Simple parapneumonic effusions have the potential to become complicated effusions or empyemas. Antimicrobial therapy alone is not sufficient for complicated parapneumonic effusions or empyemas. In these cases, prompt tube thoracostomy and antibiotics are required.
Unstable patients include those in septic shock or respiratory distress or with hemodynamic compromise due to the effusion. The initial treatment focus should be on stabilizing the airway and circulation. Patients with dyspnea or severe respiratory distress should be placed on the gurney in an upright position, as this will increase tidal volume and decrease the work of breathing and may improve symptoms of congestive heart failure and/or pulmonary edema.
Life-threatening traumatic or medical conditions (eg, tension hydropneumothorax, massive effusion with contralateral mediastinal shift, pulmonary embolism, esophageal perforation, traumatic rupture of the thoracic duct, strangulated diaphragmatic hernia) must be ruled out. These patients require immediate diagnostic and therapeutic thoracentesis.
Tube thoracostomy is indicated for the initial management of empyema, diagnosed by the presence of pus on thoracentesis, a positive Gram stain, fluid glucose of less than 60 mg/dL, a pH of less than 7.20, or an elevated LDH level. Tube thoracostomy should also be performed on patients with hemothorax or pneumothorax.
The chest tube tip should be directed posteroinferiorly to drain blood or pus and superiorly in the setting of pneumothorax. Other conditions, such as complicated parapneumonic effusion, chylothorax, or malignant pleural effusion, may require chest tube placement for definitive treatment. However, this decision should be made in collaboration with the admitting service.
Placement of a chest tube in the setting of a malignant tumor that obstructs a mainstem or lobar bronchus is contraindicated, because the obstruction prevents expansion of the lung underlying the effusion.
The patient condition and the cause of effusion dictate whether admission to a regular floor or the intensive care unit (ICU) is required. Consultation with pulmonary specialists or surgeons may facilitate level-of-care issues.
Repeated pleural aspiration for symptomatic relief is appropriate for patients with malignant pleural effusion whose life expectancy is less than 1 month. For other patients, treatment may include serial thoracenteses, placement of a small-caliber chest tube for continuous drainage, a tunneled pleural catheter, chemical pleurodesis, pleuroperitoneal shunt placement, intrapleural administration of talc during thoracoscopy, systemic chemotherapy, or mediastinal radiation. Intrapleural fibrinolytic therapy may be considered for patients with loculated parapneumonic effusions.
Additional Treatment Considerations
Depending on the patient's clinical condition and local consultation practices, the primary care provider, a pulmonologist, or, if indicated, a medical or surgical intensivist or general surgeon, may be consulted.

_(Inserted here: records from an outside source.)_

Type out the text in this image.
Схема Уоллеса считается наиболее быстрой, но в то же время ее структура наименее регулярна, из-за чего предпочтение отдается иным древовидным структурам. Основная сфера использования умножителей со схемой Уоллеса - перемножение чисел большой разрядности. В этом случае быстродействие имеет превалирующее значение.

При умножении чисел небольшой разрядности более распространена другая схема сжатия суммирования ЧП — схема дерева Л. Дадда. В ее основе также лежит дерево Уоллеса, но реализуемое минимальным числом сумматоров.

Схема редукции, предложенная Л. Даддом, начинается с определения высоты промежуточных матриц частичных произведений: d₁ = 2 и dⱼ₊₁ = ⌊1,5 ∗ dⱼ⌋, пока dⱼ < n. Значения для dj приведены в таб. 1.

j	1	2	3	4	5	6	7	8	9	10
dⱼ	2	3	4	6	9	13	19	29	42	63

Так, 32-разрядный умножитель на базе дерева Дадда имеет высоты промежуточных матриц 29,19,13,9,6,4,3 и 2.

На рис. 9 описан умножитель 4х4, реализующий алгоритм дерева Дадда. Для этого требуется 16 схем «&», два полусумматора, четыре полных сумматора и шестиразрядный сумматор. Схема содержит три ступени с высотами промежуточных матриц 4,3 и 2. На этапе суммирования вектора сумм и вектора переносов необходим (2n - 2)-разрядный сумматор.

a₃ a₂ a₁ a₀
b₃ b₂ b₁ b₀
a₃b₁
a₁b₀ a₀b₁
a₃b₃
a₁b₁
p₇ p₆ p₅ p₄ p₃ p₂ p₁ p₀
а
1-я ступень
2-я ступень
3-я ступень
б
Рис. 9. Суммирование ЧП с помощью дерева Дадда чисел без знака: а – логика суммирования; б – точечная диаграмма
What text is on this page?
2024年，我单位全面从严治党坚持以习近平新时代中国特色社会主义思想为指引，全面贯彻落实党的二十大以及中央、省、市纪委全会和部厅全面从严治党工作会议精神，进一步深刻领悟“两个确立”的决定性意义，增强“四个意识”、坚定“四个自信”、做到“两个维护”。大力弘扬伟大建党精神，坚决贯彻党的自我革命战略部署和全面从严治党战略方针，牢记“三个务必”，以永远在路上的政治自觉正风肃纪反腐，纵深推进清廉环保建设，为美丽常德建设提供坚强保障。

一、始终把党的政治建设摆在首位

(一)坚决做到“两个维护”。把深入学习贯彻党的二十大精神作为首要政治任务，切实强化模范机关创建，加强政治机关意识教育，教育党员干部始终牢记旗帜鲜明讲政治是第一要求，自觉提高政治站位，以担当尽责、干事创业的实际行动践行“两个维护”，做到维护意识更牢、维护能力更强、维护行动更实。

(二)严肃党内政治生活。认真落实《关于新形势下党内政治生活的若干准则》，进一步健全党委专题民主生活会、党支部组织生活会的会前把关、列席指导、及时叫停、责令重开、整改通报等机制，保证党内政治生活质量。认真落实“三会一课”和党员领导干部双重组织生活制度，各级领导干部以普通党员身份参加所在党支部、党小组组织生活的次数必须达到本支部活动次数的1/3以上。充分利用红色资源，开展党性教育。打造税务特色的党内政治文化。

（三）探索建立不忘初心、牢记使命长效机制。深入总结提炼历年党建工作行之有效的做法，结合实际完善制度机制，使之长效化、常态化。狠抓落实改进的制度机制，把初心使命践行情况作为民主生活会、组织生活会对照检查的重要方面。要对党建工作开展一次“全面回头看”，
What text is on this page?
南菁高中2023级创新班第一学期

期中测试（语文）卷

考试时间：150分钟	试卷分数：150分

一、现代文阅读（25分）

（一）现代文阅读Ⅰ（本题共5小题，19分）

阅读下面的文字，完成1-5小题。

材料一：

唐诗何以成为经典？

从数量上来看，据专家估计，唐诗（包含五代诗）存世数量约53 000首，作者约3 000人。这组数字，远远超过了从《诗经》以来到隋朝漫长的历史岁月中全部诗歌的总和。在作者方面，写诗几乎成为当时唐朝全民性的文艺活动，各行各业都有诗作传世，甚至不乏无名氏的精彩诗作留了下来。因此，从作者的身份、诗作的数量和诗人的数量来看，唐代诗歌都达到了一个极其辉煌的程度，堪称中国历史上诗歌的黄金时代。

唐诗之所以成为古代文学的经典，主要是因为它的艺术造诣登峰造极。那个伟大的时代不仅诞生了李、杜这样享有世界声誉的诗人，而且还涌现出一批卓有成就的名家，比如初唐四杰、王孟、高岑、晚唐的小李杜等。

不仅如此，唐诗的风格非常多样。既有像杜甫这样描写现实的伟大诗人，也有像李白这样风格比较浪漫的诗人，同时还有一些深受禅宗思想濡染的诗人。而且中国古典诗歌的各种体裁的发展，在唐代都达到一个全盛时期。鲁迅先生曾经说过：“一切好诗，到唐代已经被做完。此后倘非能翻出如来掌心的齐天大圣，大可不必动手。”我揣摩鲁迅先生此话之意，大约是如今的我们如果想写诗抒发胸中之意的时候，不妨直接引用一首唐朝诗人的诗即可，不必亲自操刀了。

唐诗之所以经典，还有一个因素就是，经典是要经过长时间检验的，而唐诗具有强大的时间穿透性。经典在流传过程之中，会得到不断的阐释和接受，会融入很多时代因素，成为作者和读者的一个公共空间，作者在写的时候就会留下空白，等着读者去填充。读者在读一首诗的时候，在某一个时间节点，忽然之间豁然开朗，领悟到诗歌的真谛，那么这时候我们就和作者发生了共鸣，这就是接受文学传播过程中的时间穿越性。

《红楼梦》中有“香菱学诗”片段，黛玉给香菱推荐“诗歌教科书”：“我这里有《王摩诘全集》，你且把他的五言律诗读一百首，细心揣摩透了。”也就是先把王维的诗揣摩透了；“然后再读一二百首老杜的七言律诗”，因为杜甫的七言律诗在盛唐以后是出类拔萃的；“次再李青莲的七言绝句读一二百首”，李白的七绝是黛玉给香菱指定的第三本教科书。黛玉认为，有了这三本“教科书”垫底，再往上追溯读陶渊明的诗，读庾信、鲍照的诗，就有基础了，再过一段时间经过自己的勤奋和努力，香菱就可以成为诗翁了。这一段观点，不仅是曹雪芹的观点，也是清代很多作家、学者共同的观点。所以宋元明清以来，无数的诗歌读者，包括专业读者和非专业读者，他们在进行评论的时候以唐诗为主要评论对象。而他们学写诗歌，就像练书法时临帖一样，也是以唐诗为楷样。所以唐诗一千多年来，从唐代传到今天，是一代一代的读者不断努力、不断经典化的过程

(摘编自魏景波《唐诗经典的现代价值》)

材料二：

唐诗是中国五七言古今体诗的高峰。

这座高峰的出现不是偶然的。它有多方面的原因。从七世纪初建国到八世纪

Thoracoscopic pleural biopsy has been shown to have diagnostic benefit when thoracentesis findings are indeterminate.
Follow-up with the patient's primary care physician or a pulmonary specialist within 2-3 days of treatment is advisable, especially if thoracentesis is deferred. If early follow-up seems unlikely, the patient should be given clear instructions to return to the ED in 2-3 days for reevaluation.
Outpatient medication therapy is directed at the underlying etiology of the effusion. A social services professional should be consulted when a patient cannot afford prescribed medications.
If the usual criteria for stability are satisfied, patients may be transferred to another facility for definitive care. If thoracentesis is performed, a follow-up chest radiograph should be obtained to rule out pneumothorax before transferring the patient.
In the case of iatrogenic pneumothorax, a chest tube should be placed prior to transfer. Stable patients may be transferred by ground with proper personnel and chest tube in place.